Боже, двое мужчин, которых я любила больше всего на свете, пострадали от женщин, отдав им свои сердца.
При этой мысли я оттолкнулась от стены, потому что призналась себе, что влюбилась в Микки.
До этого я ни разу в этом не признавалась.
Поскольку в тот момент брат нуждался в моем внимании, я отбросила эту мысль и сказала:
— Приезжай на День Благодарения и позволь мне, Одену и Пиппе позаботиться о тебе.
— Я приеду, Мими, и сообщу, что мы с Мариэль решим насчет мальчиков.
В то время как я не могла дождаться, когда мои дети проведут со мной праздники, она, вероятно, пожмет плечами и скажет: «Как скажешь, Лоуренс, если так будет лучше».
Лори отвлек нас от этой темы, спросив:
— С тех пор, как Оден и Пиппа вернулись, все по-прежнему идет хорошо?
Да. После нашей с Микки ссоры прошло уже три дня. Был уже понедельник, его дети вернулись, а что касается моих, то их телевизионные визиты продолжались.
Не говоря уже о том, что Пиппа и Полли ночевали у меня в субботу вечером (Пиппа ночевала у меня дома, и я была счастлива, что она привела Полли, которая, когда не источала негатив, казалась не такой злой).

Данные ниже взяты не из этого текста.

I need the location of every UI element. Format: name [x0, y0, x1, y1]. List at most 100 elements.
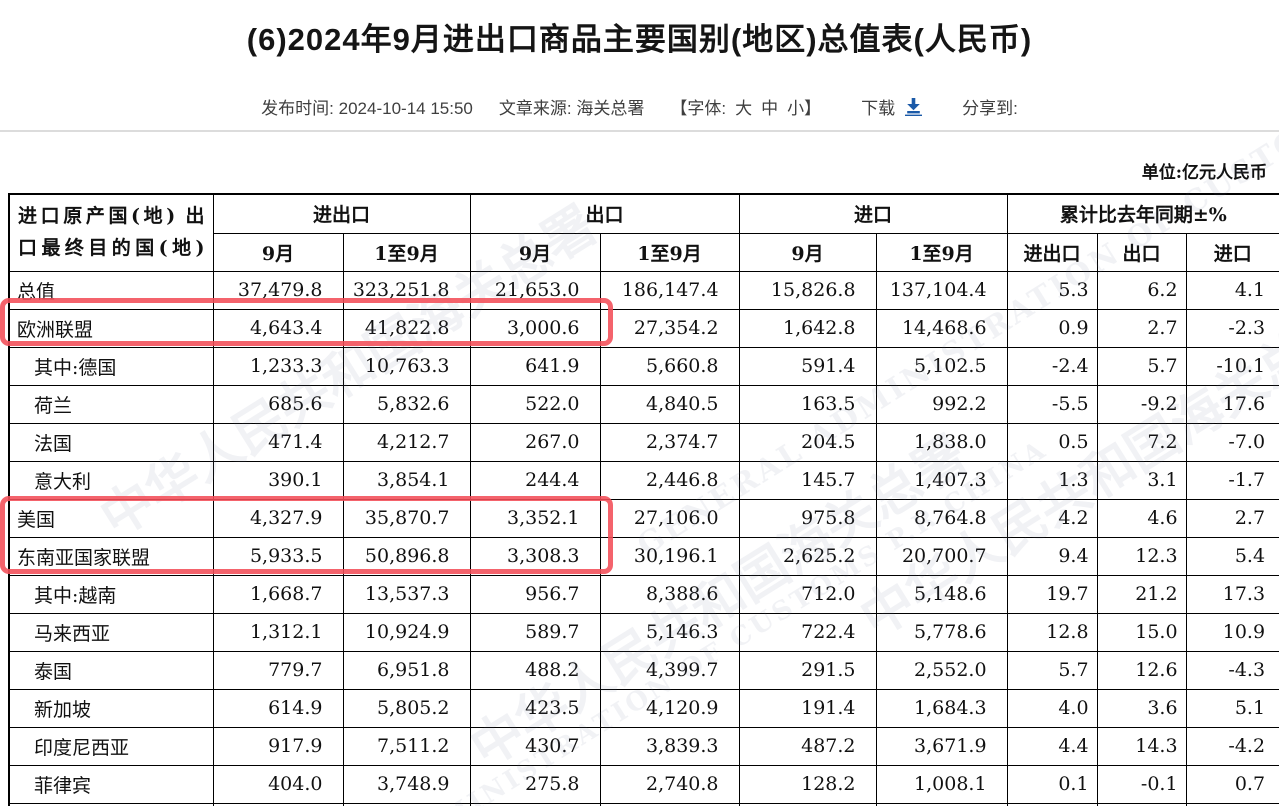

И в тот вечер оба моих ребенка приехали ко мне, и Оден сказал, что они останутся на ночь.
Они определенно вернулись. Мы снова были мамой и детьми. Несколько другого формата, что означало, что у них было два дома и разные семьи, но все равно это были мы.
У меня по-прежнему оставались опасения, что здесь что-то не так, но, похоже, они ничего не скрывали. Выглядело все так, словно им хотелось провести время с мамой.
Так что я приняла это.
Я поделилась всем этим с Лори и закончила, спросив:
— Кстати, ты что-нибудь слышал от мамы с папой?
— Мама звонила в эти выходные. Хотела знать, когда Мариэль возьмет ее в следующий спа-уик-энд, чтобы она могла приехать. Поскольку каждый второй уик-энд для Мариэль — это спа-уик-энд, то она приезжает в пятницу. А что?
Мы с мамой мало в чем соглашались. Кроме нашей взаимной неприязни к Мариэль. И что шокировало больше всего — мы обе не любили ее по одной и той же причине.
Не то чтобы Мариэль не подходила по стилю, внешности и поведению для роли жены известного адвоката, который также относился к семейству Борн-Хэтуэй (она соответствовала).
Но это не делало Лора счастливым.
Мама избегала Мариэль, как чумы.
— Я уже давно ничего о них не слышала. Я писала по электронной почте, но ответа так и не получила, — объяснила я.
— Ни один из них особо не пользуется электронной почтой, — напомнил Лор.
— Знаю, но они и не звонили. Не несколько недель, а возможно, даже несколько месяцев.